Abonnez-vous à Universalis pour 1 euro

WOOLF VIRGINIA (1882-1941)

Virginia Woolf - crédits : George C Beresford/ Hulton Archive/ Getty Images

Virginia Woolf

Virginia Woolf est désormais une « icône » dont le visage est connu de tous grâce aux photos de George C. Beresford ou de Gisèle Freund, tout comme le sont les titres de certaines de ses œuvres, Mrs. Dalloway, La Promenade au phare ou Orlando. La richesse et la complexité de son œuvre vont cependant bien au-delà de ces clichés.

Cette figure phare du modernisme littéraire qui s’épanouit en Grande-Bretagne dans l’entre-deux-guerres vit le jour le 25 janvier 1882 sous le règne de Victoria dans une famille londonienne aisée, dominée par la figure patriarcale de Leslie Stephen. Entourée de nombreux frères et sœurs issus de l’union de Leslie Stephen et de Julia Prinsep Jackson ainsi que de leurs précédents mariages, Adeline Virginia Stephen vécut l’enfance à la fois dorée et tourmentée des familles que l’on appellerait aujourd’hui « recomposées » : le plaisir des jeux en commun (telle la chasse aux phalènes qu’elle évoque dans son essai « Reading » [1919, « La lecture »] ou les jeux sur la plage l’été à St. Ives, en Cornouailles), ou encore celui des premières expériences d’écriture à plusieurs mains et d’édition d’une chronique familiale, le Hyde Park Gate News, mais aussi la pesanteur du groupe, l’absence d’intimité, les relations incestueuses imposées par l’un de ses demi-frères, comme elle le dévoilera en 1939 dans son essai autobiographique, « A Sketch of the Past » (« Une esquisse du passé »). À cela vient s’ajouter l’expérience précoce et répétée du deuil, la mort de sa demi-sœur Stella en 1897, puis de son frère Thoby en 1906 venant accroître la douleur causée par la perte de sa mère, survenue lorsqu’elle n’avait que treize ans.

La famille Stephen était une famille d’intellectuels dont le père était certes un alpiniste reconnu mais surtout un essayiste, un historien des idées et un biographe renommé, rédacteur en chef du Dictionnaire de biographie nationale. La maison familiale de Hyde Park Gate vit défiler bien des grands noms de l’époque, de George Meredith et Henry James à Thomas Hardy. Virginia Stephen fut quant à elle autorisée à puiser abondamment dans la bibliothèque de son père et découvrit, entre autres, les œuvres des éminents victoriens – Thomas Carlyle, William Thackeray, Alfred Tennyson, Anthony Trollope, ou encore Matthew Arnold. Mais elle fit aussi très tôt l’expérience de l’inégalité entre hommes et femmes : seuls ses frères eurent accès à l’université de Cambridge alors qu’elle n’eut droit qu’à quelques cours au Département pour femmes de King’s College (King’s Ladies’ Department) de Kensington et reçut l’essentiel de son éducation de son père et de sa mère ainsi que de tuteurs comme Clara Pater, la sœur de Walter Pater, qui lui enseigna le grec et le latin. Comme Katherine dans Nuit et Jour, elle dut apprendre les devoirs d’une maîtresse de maison, que sa mère, en épouse victorienne modèle et véritable « ange du foyer », connaissait parfaitement.

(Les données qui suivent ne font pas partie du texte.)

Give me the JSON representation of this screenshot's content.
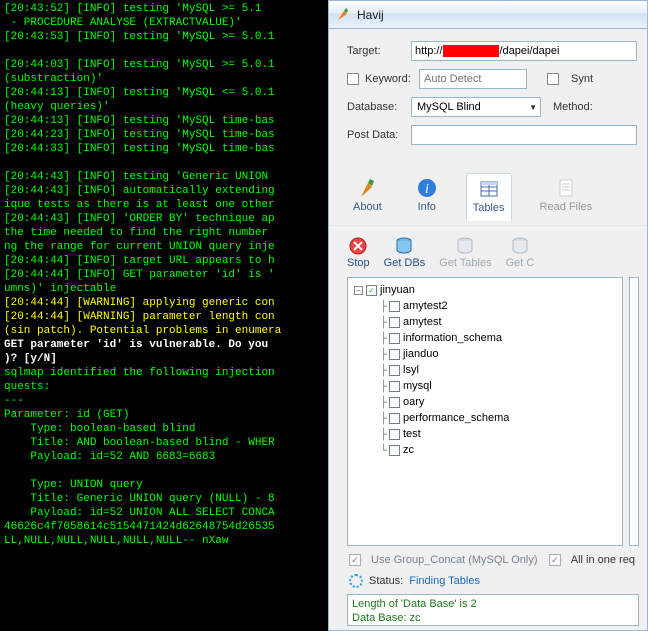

De Bloomsbury à la Hogarth Press

Quelque temps après la mort de Leslie Stephen en 1904, Virginia Stephen rompit avec les conventions du monde victorien et s’installa avec sa sœur Vanessa et ses frères Adrian et Thoby, sans chaperon et au grand dam de sa famille, dans le quartier de Bloomsbury, peu prisé à l’époque. Ce geste d’émancipation marqua le début d’une nouvelle vie pour Virginia Stephen : c’est à Gordon Square que les amis de ses frères, étudiants ou anciens étudiants de Cambridge, les rejoignaient le jeudi soir et, des heures durant, discutaient d’art, de littérature, de philosophie, de politique ou de sexualité, sans qu’aucun tabou n’entravât leurs conversations et leurs rires. Roger Fry, Clive Bell, Leonard Woolf, J. M. Keynes, E. M. Forster, Lytton Strachey, Saxon Sydney-Turner, Desmond MacCarthy, David Garnett forment avec les frères et les sœurs Stephen le[...]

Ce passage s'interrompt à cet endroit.